Table of Contents Author Guidelines Submit a Manuscript
Journal of Immunology Research
Volume 2016, Article ID 8390356, 14 pages
Research Article

Clinical Associations of Biallelic and Monoallelic TNFRSF13B Variants in Italian Primary Antibody Deficiency Syndromes

1Department of Molecular Medicine, Sapienza Medical University, Viale Università 37, 00185 Rome, Italy
2Department of Medical Genetics, Policlinico S. Orsola-Malpighi, Medical University of Bologna, Via Massarenti 9, 40138 Bologna, Italy
3Department of Pediatrics, Policlinico S. Orsola-Malpighi, Medical University of Bologna University of Bologna, Via Pietro Albertoni 15, 10138 Bologna, Italy
4Department of Clinical Medicine and Surgery, Medical University of Naples Federico II, Corso Umberto I 40, 80138 Naples, Italy
5Department of Medical and Molecular Sciences, Torrette Hospital, Medical University of Ancona, Via Conca 71, 60126 Torrette, Italy

Received 11 December 2015; Revised 26 January 2016; Accepted 29 February 2016

Academic Editor: Carlos Rodriguez-Gallego

Copyright © 2016 Federica Pulvirenti et al. This is an open access article distributed under the Creative Commons Attribution License, which permits unrestricted use, distribution, and reproduction in any medium, provided the original work is properly cited.

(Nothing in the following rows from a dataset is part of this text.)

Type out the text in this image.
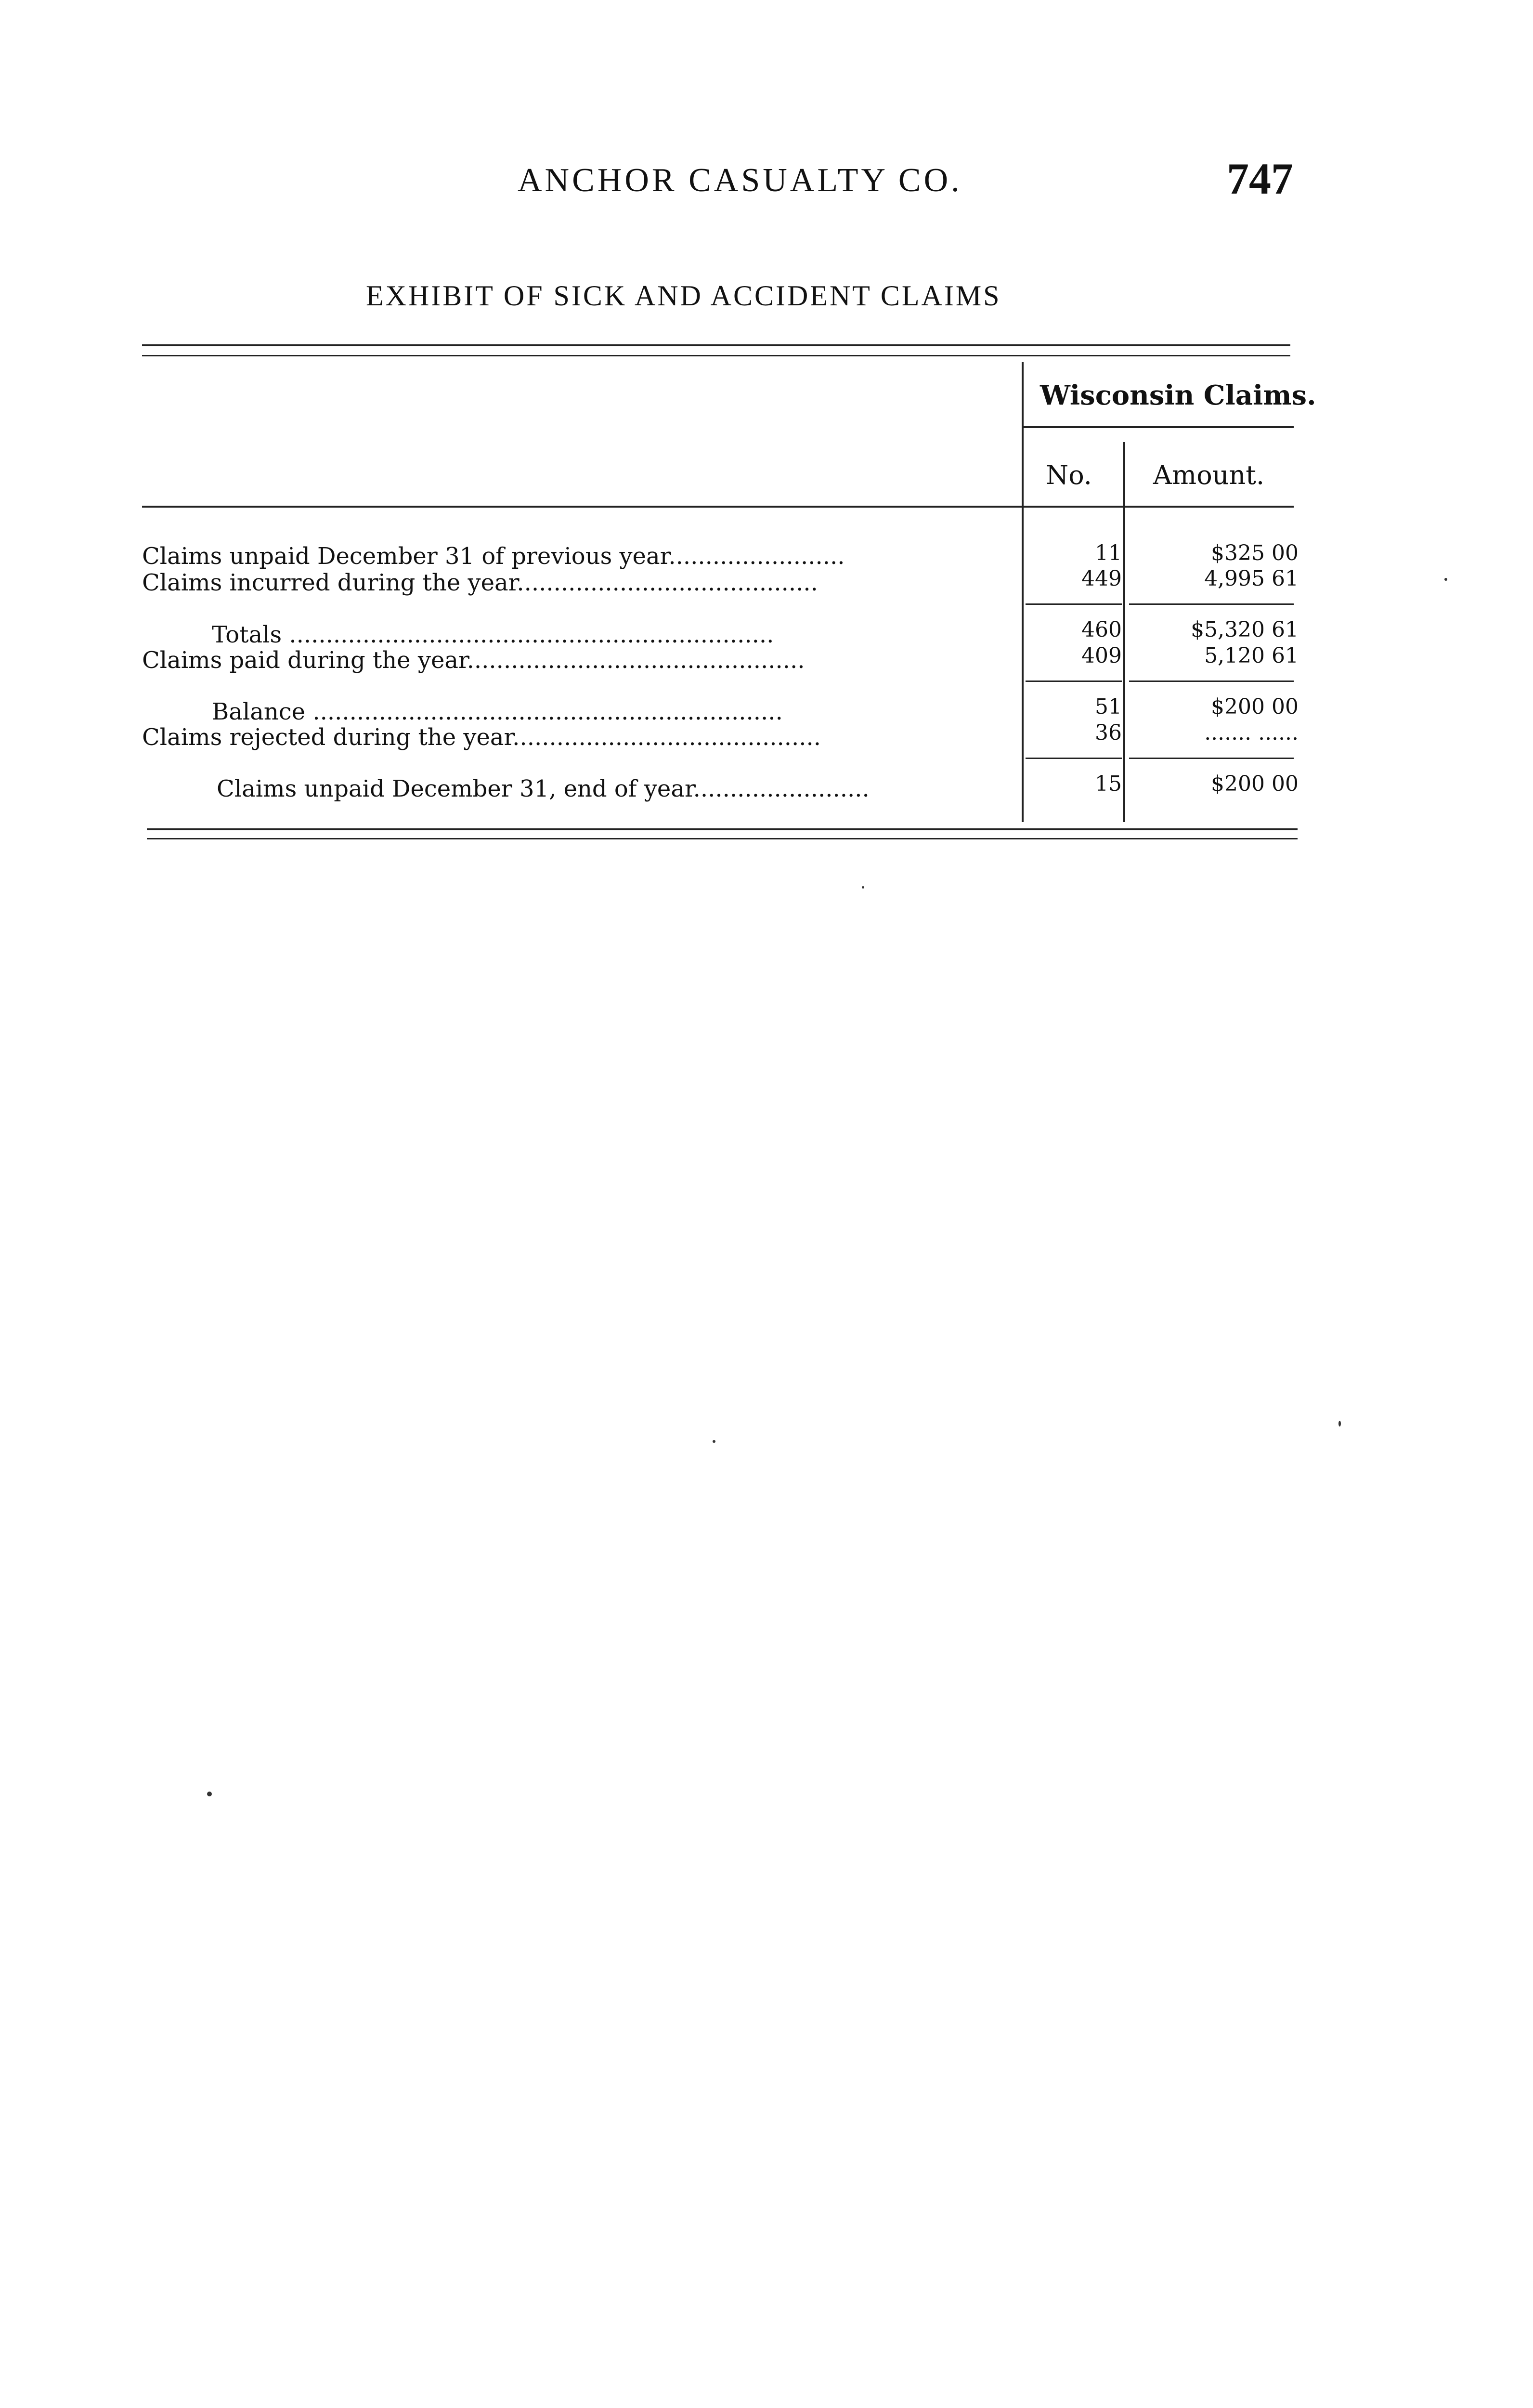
ANCHOR CASUALTY CO.	747
EXHIBIT OF SICK AND ACCIDENT CLAIMS
Wisconsin Claims.
No. Amount.
Claims unpaid December 31 of previous year........................	11	$325 00
Claims incurred during the year.........................................	449	4,995 61
Totals ..................................................................	460	$5,320 61
Claims paid during the year..............................................	409	5,120 61
Balance ................................................................	51	$200 00
Claims rejected during the year..........................................	36	....... ......
Claims unpaid December 31, end of year........................	15	$200 00
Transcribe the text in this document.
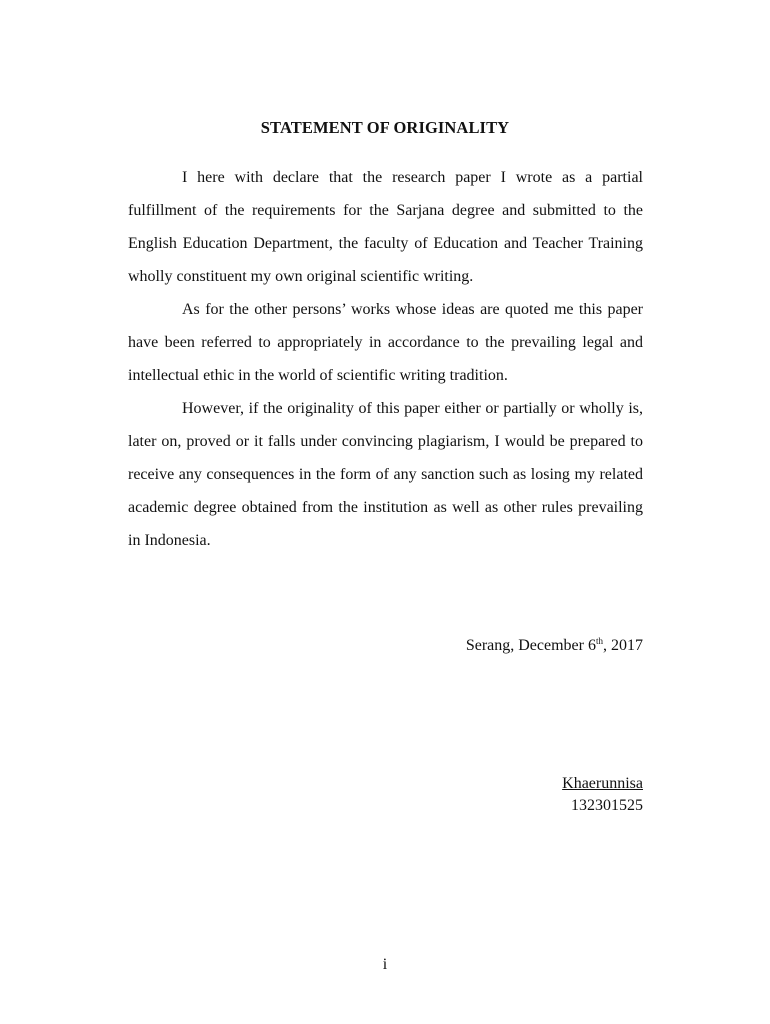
STATEMENT OF ORIGINALITY

I here with declare that the research paper I wrote as a partial fulfillment of the requirements for the Sarjana degree and submitted to the English Education Department, the faculty of Education and Teacher Training wholly constituent my own original scientific writing.

As for the other persons’ works whose ideas are quoted me this paper have been referred to appropriately in accordance to the prevailing legal and intellectual ethic in the world of scientific writing tradition.

However, if the originality of this paper either or partially or wholly is, later on, proved or it falls under convincing plagiarism, I would be prepared to receive any consequences in the form of any sanction such as losing my related academic degree obtained from the institution as well as other rules prevailing in Indonesia.

Serang, December 6th, 2017
Khaerunnisa
132301525
i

We assessed the prevalence of TNFRSF13B mutations and the clinical correlates in an Italian cohort of 189 CVID, 67 IgAD patients, and 330 healthy controls to substantiate the role of TACI genetic testing in diagnostic workup. We found that 11% of CVID and 13% of IgAD carried at least one mutated TNFRSF13B allele. Seven per cent of CVID had monoallelic-mutations and 4% had biallelic-mutations. The frequency of C104R monoallelic-mutations was not higher than that found in healthy controls. Biallelic-mutations were exclusively found in CVID. CVID patients carrying monoallelic-mutations had an increased prevalence of lymphadenopathy, granulomata, and autoimmune cytopenias. CVID carrying biallelic-mutations had a low prevalence of autoimmunity in comparison with TACI wild-type CVID. Moreover, biallelic-mutated CVID had higher frequency of switched memory B-cells and higher IgM and IgA antibodies to polysaccharide antigens than TACI wild-type and monoallelic-mutated CVID. TACI-mutated IgAD patients had only monoallelic-mutations and did not display clinical difference from IgAD wild-type patients. In conclusion, TNFRSF13B genetic screening of antibody deficiencies may allow the identification of mutational patterns. However, as with counseling for risk assessment, geneticists should be aware that the interpretation of genetic testing for TACI mutations is difficult and the potential impact on clinical management is still limited.